Tacit Knowledge

12/01/2026

This weekend I attended the encuentro Noches de Inverno in Austria, surrounded by mountains in Reichenau an der Rax, and shared with many wonderful people. Over roughly three and a half days, I probably spent around 27 hours dancing. That is a lot of time on the floor.

After so many hours, something interesting happens. The dance slowly moves out of the head and into the body. At some point, I noticed my body dancing quite happily while my mind briefly wandered off, thinking I could maybe grab a piece of chocolate from one of the bowls along the edge of the floor as I passed by. I didn't, but the fact that the thought even appeared tells me something: the dance was already happening without conscious effort.

I also notice this bodily knowledge in how I relate to music. My body seems to long for musical familiarity, for rhythms and melodies it can recognise and settle into. This becomes very clear when a DJ plays very "intellectual" music all night, constantly changing themes and structures. Especially at the beginning of a milonga, my body seems to need some orientation before abstraction.

When my body responds directly to the music and to the person I'm dancing with, it opens the door to strong emotional experiences. Feelings I would not want to be without. I personally love dancing in close embrace, often referred to as a milonguero style, but in those moments level and style stop being important. That is simply my preference, not a rule. What matters to me is how the music is felt in the other person, and how we meet each other through it.

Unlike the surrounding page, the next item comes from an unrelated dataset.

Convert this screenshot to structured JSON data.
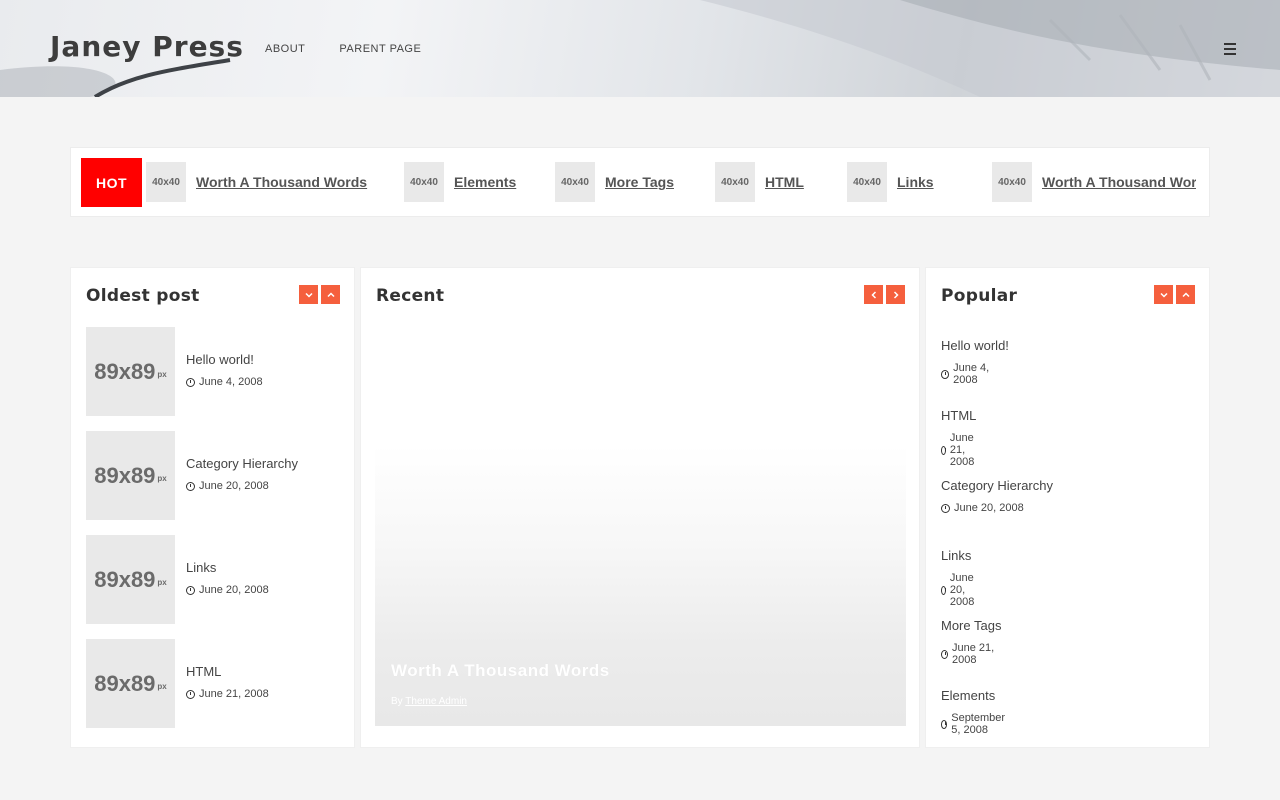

For me, tango contains a lot of bodily or tacit knowledge. I cannot always explain what I am doing or how I know to do it. Classes and workshops help, of course, but the biggest changes in my dancing happen at milongas. Through repetition, through dancing to the same music again and again, and through being part of a social space.

That social context matters. It quietly shapes the dance and sets the boundaries of what feels right. Whether it is an encuentro in the Austrian mountains or a crowded milonga in downtown Buenos Aires, tango is learned not only through instruction, but through the body, through repetition, and through being with others on the dance floor.